Рассмотрим теперь современный кризис нравственных идеалов и права. Поскольку господствующие формы морали и права в западноевропейских странах чувственные, то и кризис, очевидно, будет заключаться в разрушении чувственных этики и права1.
1 См. об этом подробнее мою "Social and Cultural Dynamic", vol. 2, ch. 15; vol. 3, ch. 5.
4. Разрушение чувственных этики и права
Суть кризиса заключается в постепенной девальвации этических и правовых норм. Девальвация зашла уже так далеко, что сколь бы странным это ни показалось, но этические и правовые ценности потеряли свой престиж. В них уже вовсе нет той былой святости, в которую первоначально они облекались. Все больше и больше на истинные
нравственные ценности смотрят, как на всего лишь "рационализации", "выводы" или как на "красивые речевые реакции", маскирующие эгоистические, материальные интересы и стяжательские мотивы индивидов и групп. Постепенно их начинают интерпретировать как дымовую завесу, скрывающую прозаические интересы, эгоистичные желания и особенно страсть к материальным ценностям. Подобным образом юридические нормы все больше и больше рассматриваются как орудие в руках стоящей у власти элиты, эксплуатирующей другие, менее влиятельные, группы населения. Иными словами, они есть своего рода уловка, к которой прибегает господствующий класс для того, чтобы держать в повиновении и контролировать подчиненные классы. И юридические и этические нормы стали всего лишь румянами и пудрой для того, чтобы сделать макияж неприглядному телу экономических интересов Маркса, резидий Парето, либидо Фрейда, комплексов, стимулов и доминирующих рефлексов других психологов и социологов. Они превратились в простые дополнения к полиции, тюрьмам, электрическому стулу, подавлениям и другим формам проявления физической силы. Они потеряли свой моральный престиж, деградировали и снизились до статуса средства, используемого умными плутократами для одурачивания эксплуатируемых простаков. С потерей престижа они постепенно утрачивают и свою контролирующую и регулирующую силу — важный фактор человеческого поведения. Их "ты не должен" и "ты должен", как моральные императивы, все меньше и меньше определяют поведение людей
и направляют его в соответствие с нормами, а их роль постепенно сводится к нулю. Логически возникает вопрос: "Если соль утратила свои вкусовые качества, то чем же в таком случае солить? Ибо она бесполезна и годна лишь для того, чтобы ее высыпать и растоптать ногами". Утратив свой "вкус" и действенность, они открыли путь грубой силе, как единственному сдерживающему фактору в человеческих отношениях. Если ни религиозные, ни этические, ни юридические ценности не контролируют наше поведение, то тогда что же остается? Ничего, кроме грубой силы и обмана. Отсюда — современное "право сильного". И в этом — основная черта современного кризиса в этике и праве.

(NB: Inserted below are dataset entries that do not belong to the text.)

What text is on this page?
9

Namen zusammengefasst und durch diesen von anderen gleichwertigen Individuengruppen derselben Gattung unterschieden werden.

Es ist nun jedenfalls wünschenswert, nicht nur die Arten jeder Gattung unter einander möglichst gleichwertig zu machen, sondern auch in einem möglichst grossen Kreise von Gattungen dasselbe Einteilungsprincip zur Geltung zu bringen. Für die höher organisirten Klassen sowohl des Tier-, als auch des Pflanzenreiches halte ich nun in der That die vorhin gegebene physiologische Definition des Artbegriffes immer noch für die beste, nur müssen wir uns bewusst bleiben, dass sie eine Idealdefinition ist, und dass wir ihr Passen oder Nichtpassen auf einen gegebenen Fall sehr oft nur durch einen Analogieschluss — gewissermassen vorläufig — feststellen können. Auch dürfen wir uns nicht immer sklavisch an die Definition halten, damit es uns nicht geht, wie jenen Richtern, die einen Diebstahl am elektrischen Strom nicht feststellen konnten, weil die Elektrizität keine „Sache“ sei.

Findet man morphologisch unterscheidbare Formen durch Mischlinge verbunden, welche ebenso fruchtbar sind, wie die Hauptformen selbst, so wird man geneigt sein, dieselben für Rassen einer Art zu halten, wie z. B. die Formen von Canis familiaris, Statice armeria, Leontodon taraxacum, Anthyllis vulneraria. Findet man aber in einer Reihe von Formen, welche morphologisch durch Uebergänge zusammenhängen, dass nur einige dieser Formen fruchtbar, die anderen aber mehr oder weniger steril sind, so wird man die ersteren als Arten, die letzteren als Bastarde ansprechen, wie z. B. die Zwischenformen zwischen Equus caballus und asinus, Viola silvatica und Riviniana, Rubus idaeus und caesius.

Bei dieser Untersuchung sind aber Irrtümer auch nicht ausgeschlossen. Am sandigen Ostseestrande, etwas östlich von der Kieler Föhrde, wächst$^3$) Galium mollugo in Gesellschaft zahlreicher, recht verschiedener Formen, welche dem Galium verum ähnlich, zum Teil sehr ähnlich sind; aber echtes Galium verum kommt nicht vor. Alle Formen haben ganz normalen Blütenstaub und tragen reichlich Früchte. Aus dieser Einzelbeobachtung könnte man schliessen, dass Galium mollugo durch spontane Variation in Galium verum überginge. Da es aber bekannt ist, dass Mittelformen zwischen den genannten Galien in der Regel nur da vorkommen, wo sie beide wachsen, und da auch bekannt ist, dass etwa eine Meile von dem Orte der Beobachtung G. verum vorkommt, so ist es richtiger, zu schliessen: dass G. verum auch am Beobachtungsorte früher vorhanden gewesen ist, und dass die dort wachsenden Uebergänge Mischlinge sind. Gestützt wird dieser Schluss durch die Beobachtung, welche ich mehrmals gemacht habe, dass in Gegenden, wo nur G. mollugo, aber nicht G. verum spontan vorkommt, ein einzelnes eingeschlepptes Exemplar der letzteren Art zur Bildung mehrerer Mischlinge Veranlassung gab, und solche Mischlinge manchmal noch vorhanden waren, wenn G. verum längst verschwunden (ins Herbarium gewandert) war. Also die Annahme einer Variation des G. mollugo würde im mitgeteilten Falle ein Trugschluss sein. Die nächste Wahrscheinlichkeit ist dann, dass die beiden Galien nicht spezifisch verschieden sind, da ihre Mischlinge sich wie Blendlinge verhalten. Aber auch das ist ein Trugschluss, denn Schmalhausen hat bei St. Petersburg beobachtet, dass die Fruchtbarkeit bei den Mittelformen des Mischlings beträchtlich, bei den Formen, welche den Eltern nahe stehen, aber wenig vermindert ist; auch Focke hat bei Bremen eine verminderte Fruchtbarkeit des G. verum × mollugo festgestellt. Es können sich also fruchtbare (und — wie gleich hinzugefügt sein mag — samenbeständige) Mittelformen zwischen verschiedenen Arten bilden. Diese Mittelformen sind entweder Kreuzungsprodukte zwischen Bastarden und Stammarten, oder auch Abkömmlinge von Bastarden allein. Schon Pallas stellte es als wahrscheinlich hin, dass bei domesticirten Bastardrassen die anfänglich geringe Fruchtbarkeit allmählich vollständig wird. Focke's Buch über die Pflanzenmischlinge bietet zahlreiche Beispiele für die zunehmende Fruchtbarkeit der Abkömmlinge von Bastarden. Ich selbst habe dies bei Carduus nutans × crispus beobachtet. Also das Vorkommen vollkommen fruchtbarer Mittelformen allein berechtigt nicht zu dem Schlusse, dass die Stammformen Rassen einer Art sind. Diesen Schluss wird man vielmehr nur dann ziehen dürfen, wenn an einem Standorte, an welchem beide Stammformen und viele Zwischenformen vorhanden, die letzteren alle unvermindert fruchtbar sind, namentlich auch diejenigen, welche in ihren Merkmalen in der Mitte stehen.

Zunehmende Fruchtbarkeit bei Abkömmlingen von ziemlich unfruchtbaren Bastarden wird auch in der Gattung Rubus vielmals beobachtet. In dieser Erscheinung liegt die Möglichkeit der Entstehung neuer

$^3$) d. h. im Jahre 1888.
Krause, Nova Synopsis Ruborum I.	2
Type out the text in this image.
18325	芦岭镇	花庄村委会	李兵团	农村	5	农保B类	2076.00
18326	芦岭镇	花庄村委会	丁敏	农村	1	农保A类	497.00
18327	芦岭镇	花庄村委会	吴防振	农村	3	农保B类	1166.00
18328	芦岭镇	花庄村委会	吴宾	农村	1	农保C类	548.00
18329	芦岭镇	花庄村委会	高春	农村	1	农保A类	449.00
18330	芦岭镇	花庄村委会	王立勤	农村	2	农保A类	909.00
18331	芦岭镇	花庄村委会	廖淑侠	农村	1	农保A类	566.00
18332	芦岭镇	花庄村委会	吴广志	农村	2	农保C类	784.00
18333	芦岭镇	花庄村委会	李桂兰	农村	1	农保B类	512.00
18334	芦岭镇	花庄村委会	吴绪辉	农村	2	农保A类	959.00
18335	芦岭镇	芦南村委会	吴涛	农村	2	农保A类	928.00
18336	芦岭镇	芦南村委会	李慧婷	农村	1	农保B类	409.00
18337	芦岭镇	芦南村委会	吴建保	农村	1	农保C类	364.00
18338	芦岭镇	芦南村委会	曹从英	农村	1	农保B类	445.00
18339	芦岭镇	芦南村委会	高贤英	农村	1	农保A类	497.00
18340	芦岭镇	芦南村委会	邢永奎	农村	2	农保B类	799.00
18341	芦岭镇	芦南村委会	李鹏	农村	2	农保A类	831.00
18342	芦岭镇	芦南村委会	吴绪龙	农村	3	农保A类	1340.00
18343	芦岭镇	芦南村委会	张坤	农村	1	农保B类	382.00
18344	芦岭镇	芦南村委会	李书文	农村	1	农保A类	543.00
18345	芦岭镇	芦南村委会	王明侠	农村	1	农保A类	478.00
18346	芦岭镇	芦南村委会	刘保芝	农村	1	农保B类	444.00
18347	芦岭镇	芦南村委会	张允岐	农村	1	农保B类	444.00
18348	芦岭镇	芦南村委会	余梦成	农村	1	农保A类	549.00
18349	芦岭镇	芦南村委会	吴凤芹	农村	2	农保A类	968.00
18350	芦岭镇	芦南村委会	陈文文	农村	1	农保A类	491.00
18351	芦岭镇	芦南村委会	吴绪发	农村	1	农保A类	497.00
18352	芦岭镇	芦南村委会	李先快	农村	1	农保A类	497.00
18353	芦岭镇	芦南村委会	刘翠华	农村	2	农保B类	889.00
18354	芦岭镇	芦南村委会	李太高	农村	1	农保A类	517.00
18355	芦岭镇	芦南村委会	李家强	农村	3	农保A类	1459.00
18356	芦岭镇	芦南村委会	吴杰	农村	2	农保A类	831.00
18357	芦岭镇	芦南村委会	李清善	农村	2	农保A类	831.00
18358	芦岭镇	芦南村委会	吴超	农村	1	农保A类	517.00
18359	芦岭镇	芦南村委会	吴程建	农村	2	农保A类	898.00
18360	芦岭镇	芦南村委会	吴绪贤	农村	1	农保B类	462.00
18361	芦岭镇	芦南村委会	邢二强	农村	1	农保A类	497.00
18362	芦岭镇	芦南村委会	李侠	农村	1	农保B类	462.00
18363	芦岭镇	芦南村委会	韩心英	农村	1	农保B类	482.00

Кризис не пришел нежданно-негаданно. И разразился он не в силу некоего непредвиденного фактора, расположенного вне чувственной этики и права. Наоборот, он медленно накапливался в самой чувственной системе в ходе ее развития, распространяясь от скрытых в системе болезнетворных микробов. Самые ранние стадии чувственной этики и права — лишь инкубационный период современного кризиса.
Благодаря святости и ореолу идеациональных этических ценностей нормы раннечувственной этики и права еще рассматривались как священные и разумные, они все еще обладали моральным престижем и поэтому были действенной регулирующей силой и по-своему верной. В процессе дальнейшего разрушения идеациональной системы и заметного роста чувственной этики и права эти пагубные микробы становились вирулентными. Накапливая свой потенциал, они все более подрывали и разрушали чувственные ценности, лишая их постепенно святости и престижа, покуда последние и вовсе не утратили окончательно своего ореола.
Эти ядовитые бактерии чувственной этики и права были заложены в утилитарной и гедонистической, то есть в релятивистской и условной, природе этических и юридических ценностей. Любая чувственная ценность, так как она приравнивается к утилитарному и относительному условию, обязательно регрессирует, становясь все более и более относительной и условной, пока наконец не достигнет стадии "атомизации" в своем релятивизме и стадии полной произвольности в еще более тонкой и менее универсальной условности. Конечная стадия - полное банкротство. Это краткий очерк того, как и почему "соль" чувственных этико-правовых норм потеряла свой специфический вкус. Если суть моральных и правовых норм сводится к полезности и к чувственному наслаждению, то каждый вправе следовать этим ценностям ad libidum1*.
1* по желанию, по своему усмотрению (лат.).
Так как удовольствие, полезность и чувственное наслаждение разнятся у отдельных людей и народов, то и следуют они им, как пожелают, достигают их средствами, имеющимися в их распоряжении. Так как нет конечного предела чувственным желаниям, покрывающим все чувственные ценности, то допустимое количество этих ценностей становится недостаточным для удовлетворения всех желаний и потребностей групп и индивидов. Смерть этих ценностей и норм привела, в свою очередь, к конфликту между людьми и группами. А при таких обстоятельствах борьба непременно становится острее, интенсивнее и разнообразное и по своим средствам, и формам. Конечным результатом этого процесса будет появление грубой силы, которой содействует обман — как высшего и единственного арбитра всех конфликтов. При таких условиях никакая логика, философия и никакая наука не могут призвать на помощь трансцендентальную ценность, чтобы ослабить борьбу и отделить справедливый моральный релятивизм от несправедливого, правильные средства достижения счастья от неправильных, отделить моральные обязанности от эгоистических потребностей, право от силы. Кроме субъективной полезности и наслаждения, относительности и условности у чувственной этики и чувственного права нет абсолютного судьи, нет универсального и объективного критерия для решения конфликтных проблем. Поэтому мы выводим неизбежную "атомизацию" и самоуничтожение чувственной системы ценностей из самого процесса ее исторической эволюции.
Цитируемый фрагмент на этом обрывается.